Even after being warned against moving to tax law-abiding gun owners and require them to buy liability insurance, the San Jose City Council voted overwhelmingly on Tuesday to move ahead with those infringements.
The city’s mayor, Sam Liccardo, even admitted during the hours-long council meeting that the new measures would do nothing to reduce violent crime: “This won’t stop mass shootings and keep bad people from committing violent crime.” But he justified the move by concern that the availability of firearms in homes somehow risks an increase in suicides. And besides, said the mayor, the cost of gun violence in San Jose costs the city millions and, therefore (by his reasoning), law-abiding gun owners should help defray some of that expense.
The fee would be $25 per firearm (which assumes that the city either already knows where they are and who owns them, or would establish some sort of registry to collect such data), and liability insurance would be required to cover costs related to “accidental use of the firearm, including death, injury, or property damage,” according to the Associated Press.
This ignores the fact that, according to the Crime Prevention Research Center, gun owners are already among the safest, lowest-risk individuals in the country. But the tax and insurance, according to the anti-gun majority on the council, would “incentivize” gun owners to take extra special care of their weaponry, take gun safety classes, and lock up their firearms at home when not in use.
How would such an ordinance be enforced? The mayor said the liability insurance would be just like car insurance, which he said (without proof) has already dramatically reduced traffic fatalities. Implementation would fall to law-enforcement officers making routine traffic stops, by requiring them to ask drivers if they own a firearm and if they have liability insurance, and to demand to “see proof of that insurance.”
All of this was just too much for Dudley Brown, president of the National Association for Gun Rights and executive director of the National Foundation for Gun Rights. Just before the final vote on Tuesday night, Brown told CNN:
We’ve opposed this ordinance every step of the way, and we will see this through to the end.
If the San Jose City Council actually votes to impose this ridiculous tax on the Constitutional right to gun ownership [the final vote is scheduled to take place at the next monthly meeting in February], our message is clear and simple: see you in court.
That’s what he promised in a letter his foundation had their lawyers send to each member of the council back in July.
From the letter:
This Firm represents the National Foundation for Gun Rights. It has come to our attention that on June 29, 2021, you voted unanimously to have the City Attorney research and draft an ordinance that would impose a mandatory fee on gun owners and require them to buy gun liability insurance. Given that the city’s own press release regarding the proposed ordinance, concedes that “criminals won’t obey these mandates,” the City of San Jose is seeking to impose a tax on a select group of law abiding citizens simply for exercising their right to keep and bear arms.

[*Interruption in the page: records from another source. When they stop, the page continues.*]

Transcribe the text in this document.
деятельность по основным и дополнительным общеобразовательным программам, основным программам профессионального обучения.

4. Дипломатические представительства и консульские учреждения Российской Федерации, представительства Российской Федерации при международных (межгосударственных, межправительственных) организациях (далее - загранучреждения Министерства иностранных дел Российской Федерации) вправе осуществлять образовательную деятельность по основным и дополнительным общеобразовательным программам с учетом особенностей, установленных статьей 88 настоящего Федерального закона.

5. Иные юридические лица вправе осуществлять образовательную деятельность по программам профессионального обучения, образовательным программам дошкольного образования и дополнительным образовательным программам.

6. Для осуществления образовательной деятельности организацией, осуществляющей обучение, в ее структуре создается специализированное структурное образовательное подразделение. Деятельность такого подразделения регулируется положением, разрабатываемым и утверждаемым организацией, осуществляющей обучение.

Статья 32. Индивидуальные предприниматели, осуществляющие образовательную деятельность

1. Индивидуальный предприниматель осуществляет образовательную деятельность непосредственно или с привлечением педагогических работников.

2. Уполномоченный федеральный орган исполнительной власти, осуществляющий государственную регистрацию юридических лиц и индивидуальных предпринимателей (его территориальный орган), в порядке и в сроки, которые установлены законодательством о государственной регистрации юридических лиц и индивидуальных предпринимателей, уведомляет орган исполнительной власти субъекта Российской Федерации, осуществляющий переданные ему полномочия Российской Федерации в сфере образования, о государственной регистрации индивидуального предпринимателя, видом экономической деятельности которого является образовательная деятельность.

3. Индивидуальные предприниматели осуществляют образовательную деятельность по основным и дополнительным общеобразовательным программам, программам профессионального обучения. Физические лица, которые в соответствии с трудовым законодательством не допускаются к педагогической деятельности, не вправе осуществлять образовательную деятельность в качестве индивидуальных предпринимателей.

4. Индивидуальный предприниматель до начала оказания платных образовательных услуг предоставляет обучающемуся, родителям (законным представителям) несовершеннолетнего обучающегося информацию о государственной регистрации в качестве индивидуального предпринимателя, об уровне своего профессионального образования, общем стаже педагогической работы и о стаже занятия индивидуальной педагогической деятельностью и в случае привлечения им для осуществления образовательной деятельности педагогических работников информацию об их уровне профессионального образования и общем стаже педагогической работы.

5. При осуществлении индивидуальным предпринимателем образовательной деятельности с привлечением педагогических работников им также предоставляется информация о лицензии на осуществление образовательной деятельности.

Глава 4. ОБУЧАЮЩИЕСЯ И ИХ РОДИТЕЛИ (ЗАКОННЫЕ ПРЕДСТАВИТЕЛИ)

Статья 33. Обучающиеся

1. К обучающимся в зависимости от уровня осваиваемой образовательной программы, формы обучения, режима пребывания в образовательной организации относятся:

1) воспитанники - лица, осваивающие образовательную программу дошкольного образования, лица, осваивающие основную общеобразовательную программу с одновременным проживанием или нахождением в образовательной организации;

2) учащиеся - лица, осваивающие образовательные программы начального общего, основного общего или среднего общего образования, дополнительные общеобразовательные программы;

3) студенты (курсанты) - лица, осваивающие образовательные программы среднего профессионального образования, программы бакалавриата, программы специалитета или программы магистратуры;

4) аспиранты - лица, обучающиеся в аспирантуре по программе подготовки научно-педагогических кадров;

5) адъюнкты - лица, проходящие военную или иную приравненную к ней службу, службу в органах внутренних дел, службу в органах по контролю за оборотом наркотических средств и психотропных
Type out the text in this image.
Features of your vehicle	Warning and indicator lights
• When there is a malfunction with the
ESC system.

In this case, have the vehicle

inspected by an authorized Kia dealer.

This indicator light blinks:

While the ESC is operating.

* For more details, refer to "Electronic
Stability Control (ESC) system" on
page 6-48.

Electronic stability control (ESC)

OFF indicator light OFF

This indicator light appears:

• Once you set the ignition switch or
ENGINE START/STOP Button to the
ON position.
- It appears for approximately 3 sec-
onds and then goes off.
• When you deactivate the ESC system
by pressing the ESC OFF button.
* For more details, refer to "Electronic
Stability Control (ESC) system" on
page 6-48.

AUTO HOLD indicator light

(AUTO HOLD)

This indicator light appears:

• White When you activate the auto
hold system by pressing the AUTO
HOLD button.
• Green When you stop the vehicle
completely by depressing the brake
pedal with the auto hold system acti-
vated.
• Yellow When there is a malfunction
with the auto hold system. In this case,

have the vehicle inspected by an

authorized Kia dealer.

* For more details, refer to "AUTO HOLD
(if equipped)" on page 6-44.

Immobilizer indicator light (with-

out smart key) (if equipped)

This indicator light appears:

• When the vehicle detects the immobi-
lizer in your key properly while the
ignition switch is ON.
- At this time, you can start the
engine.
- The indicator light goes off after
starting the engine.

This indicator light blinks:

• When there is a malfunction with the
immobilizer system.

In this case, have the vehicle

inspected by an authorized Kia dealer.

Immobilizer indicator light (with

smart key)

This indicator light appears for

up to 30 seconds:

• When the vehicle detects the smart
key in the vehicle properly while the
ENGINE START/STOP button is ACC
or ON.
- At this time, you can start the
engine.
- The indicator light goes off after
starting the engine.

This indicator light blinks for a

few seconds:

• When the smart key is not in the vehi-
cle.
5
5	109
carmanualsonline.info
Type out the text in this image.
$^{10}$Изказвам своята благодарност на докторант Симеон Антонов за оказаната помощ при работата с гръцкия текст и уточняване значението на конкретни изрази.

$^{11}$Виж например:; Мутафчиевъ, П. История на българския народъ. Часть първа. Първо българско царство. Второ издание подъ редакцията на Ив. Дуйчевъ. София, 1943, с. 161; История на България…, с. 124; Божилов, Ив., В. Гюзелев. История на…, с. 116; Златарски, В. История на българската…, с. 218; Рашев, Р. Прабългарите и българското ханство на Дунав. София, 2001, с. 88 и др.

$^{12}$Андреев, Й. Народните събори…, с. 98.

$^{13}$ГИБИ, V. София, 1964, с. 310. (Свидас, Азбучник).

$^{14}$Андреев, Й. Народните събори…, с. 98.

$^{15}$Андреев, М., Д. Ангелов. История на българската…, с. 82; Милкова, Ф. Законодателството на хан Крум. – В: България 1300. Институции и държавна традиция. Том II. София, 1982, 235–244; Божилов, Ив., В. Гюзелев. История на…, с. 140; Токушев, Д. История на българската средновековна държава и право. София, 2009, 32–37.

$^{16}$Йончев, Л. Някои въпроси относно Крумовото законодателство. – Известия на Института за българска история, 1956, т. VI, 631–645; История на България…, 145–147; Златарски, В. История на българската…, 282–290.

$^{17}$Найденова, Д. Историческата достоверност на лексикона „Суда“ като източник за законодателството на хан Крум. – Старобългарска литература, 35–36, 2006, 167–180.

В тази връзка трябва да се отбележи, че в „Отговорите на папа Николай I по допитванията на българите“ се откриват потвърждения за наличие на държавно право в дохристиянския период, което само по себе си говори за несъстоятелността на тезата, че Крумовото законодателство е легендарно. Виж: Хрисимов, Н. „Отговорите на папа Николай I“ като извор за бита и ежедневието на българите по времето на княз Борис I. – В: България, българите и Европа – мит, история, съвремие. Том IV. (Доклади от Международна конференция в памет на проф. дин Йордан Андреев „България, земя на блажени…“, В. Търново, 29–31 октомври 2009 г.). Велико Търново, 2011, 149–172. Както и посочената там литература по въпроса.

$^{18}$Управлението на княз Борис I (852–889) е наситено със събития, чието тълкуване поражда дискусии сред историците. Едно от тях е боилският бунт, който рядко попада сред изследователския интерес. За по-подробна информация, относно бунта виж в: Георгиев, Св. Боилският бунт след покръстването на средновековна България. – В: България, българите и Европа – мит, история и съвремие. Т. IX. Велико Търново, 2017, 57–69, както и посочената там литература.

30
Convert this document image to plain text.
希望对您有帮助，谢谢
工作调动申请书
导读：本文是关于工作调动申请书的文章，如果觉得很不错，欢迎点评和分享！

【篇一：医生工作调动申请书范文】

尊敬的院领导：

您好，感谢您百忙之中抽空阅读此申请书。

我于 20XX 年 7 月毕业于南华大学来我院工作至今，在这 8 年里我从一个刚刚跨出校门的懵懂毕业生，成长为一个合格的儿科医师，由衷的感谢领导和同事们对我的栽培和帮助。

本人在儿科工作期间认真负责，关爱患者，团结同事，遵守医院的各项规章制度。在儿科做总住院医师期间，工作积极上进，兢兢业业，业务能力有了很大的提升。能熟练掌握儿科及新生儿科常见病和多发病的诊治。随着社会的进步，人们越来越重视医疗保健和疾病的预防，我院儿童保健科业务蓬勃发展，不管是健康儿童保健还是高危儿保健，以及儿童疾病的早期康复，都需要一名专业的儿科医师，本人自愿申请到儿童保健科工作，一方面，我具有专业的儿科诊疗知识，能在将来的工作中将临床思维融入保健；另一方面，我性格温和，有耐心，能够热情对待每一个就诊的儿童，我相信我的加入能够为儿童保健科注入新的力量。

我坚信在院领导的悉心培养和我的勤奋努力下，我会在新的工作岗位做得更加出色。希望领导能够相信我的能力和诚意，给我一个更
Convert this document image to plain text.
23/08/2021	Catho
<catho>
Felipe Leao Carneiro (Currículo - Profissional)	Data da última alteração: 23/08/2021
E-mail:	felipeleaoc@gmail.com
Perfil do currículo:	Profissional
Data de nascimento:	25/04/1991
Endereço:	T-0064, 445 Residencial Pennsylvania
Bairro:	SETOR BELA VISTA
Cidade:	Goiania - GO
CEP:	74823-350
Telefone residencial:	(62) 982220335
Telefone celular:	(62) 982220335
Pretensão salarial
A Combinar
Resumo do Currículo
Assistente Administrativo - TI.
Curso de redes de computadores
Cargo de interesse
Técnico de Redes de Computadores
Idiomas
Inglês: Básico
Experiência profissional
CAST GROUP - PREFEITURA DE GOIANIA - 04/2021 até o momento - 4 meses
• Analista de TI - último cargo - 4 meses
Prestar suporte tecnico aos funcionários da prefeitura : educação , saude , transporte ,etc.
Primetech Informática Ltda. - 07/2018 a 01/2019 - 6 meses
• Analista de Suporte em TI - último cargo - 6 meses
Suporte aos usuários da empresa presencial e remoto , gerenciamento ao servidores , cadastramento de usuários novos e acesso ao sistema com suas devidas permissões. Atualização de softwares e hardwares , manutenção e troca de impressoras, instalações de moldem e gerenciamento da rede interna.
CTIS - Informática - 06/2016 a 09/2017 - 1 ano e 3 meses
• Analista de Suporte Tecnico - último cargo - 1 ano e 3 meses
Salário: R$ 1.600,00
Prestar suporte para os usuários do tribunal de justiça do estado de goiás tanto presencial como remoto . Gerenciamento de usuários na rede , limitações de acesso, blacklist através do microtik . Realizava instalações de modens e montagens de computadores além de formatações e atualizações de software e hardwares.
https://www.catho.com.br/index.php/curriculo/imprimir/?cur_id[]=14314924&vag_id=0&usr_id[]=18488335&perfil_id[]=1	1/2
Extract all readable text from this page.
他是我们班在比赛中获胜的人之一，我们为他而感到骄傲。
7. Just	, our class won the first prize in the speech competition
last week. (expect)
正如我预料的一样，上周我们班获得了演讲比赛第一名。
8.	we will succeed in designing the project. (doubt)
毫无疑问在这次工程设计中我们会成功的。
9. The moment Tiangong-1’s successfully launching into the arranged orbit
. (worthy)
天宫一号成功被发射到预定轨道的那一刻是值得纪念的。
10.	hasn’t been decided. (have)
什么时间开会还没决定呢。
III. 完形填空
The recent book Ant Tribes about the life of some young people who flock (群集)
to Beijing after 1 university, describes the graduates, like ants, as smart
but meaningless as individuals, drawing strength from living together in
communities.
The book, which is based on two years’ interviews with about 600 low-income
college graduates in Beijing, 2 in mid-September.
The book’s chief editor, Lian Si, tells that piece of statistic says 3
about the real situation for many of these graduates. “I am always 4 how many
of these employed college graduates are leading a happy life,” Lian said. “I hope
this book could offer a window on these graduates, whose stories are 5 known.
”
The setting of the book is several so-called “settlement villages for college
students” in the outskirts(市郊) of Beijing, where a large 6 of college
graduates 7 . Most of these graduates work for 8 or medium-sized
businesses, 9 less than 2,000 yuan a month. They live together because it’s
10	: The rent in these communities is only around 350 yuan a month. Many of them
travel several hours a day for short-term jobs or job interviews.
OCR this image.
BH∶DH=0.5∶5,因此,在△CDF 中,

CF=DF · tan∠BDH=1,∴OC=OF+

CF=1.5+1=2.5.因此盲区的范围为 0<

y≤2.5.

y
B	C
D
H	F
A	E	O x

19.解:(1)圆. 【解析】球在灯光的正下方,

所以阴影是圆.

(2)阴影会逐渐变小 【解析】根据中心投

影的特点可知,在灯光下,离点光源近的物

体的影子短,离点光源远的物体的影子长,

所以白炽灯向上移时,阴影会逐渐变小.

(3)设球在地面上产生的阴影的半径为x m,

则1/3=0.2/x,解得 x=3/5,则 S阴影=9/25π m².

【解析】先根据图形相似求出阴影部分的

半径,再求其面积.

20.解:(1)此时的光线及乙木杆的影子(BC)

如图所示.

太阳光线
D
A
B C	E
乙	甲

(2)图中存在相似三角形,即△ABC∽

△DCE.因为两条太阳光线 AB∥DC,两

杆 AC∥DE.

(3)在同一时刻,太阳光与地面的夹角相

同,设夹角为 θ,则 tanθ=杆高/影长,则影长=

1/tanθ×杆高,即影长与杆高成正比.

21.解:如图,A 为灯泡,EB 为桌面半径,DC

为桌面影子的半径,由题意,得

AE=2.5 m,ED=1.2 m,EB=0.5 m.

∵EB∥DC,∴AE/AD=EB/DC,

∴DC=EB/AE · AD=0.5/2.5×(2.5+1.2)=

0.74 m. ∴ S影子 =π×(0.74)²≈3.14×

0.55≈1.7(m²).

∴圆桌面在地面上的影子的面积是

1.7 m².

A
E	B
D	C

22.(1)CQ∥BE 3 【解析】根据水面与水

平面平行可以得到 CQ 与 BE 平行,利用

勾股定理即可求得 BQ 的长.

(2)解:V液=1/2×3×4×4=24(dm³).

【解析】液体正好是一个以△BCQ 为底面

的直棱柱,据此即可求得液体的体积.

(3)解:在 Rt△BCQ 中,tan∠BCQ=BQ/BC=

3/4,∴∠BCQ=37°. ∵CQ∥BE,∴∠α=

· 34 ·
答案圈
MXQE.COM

The letter reminded council members that the issue was settled at the Supreme Court, in two rulings: McDonald v. City of Chicago held that the Second Amendment not only guarantees the right of individuals to keep and bear arms, but also guarantees against infringement by the individual states through the Fourteenth Amendment; and Nordyke v. King held that the Second Amendment is “fundamental and is incorporated against states and municipalities” like the City of San Jose.
The attorneys added:
What you propose to do strikes at the very core of this fundamental right and seeks to punish (though registration and taxation) citizens of your city who have committed no crime or offense.
The attorneys made it sound as if the council members were suffering a temper tantrum: “It is easily understood that the goal of the proposed ordinance is to suppress and discourage the exercise of the right to keep and bear arms … [which is] presumptively unconstitutional.”
The warning by Brown through his attorneys was clear to the San Jose City Council, or should have been:
Please be advised that should you pass the proposed ordinance and blatantly violate the constitutional rights of the residents of San Jose, my clients have authorized our firm to file a lawsuit against the City to protect the constitutional rights of their members. This lawsuit will be brought pursuant to 42 U.S.C. §1983 for the deprivation of constitutional rights.
As such, once we prevail in protecting the residents of San Jose’s constitutional rights, our firm will then seek our reasonable attorney fees under 42 U.S.C. §1988(b).
We thereby strongly encourage you to reconsider moving forward with the proposed ordinance.
CNN noted in its coverage of the vote by the city council that the legislation, if passed into law, would be “the first of its kind” in the country. If the San Jose City Council votes in February to approve it, Brown’s attorneys are prepared to make it the last.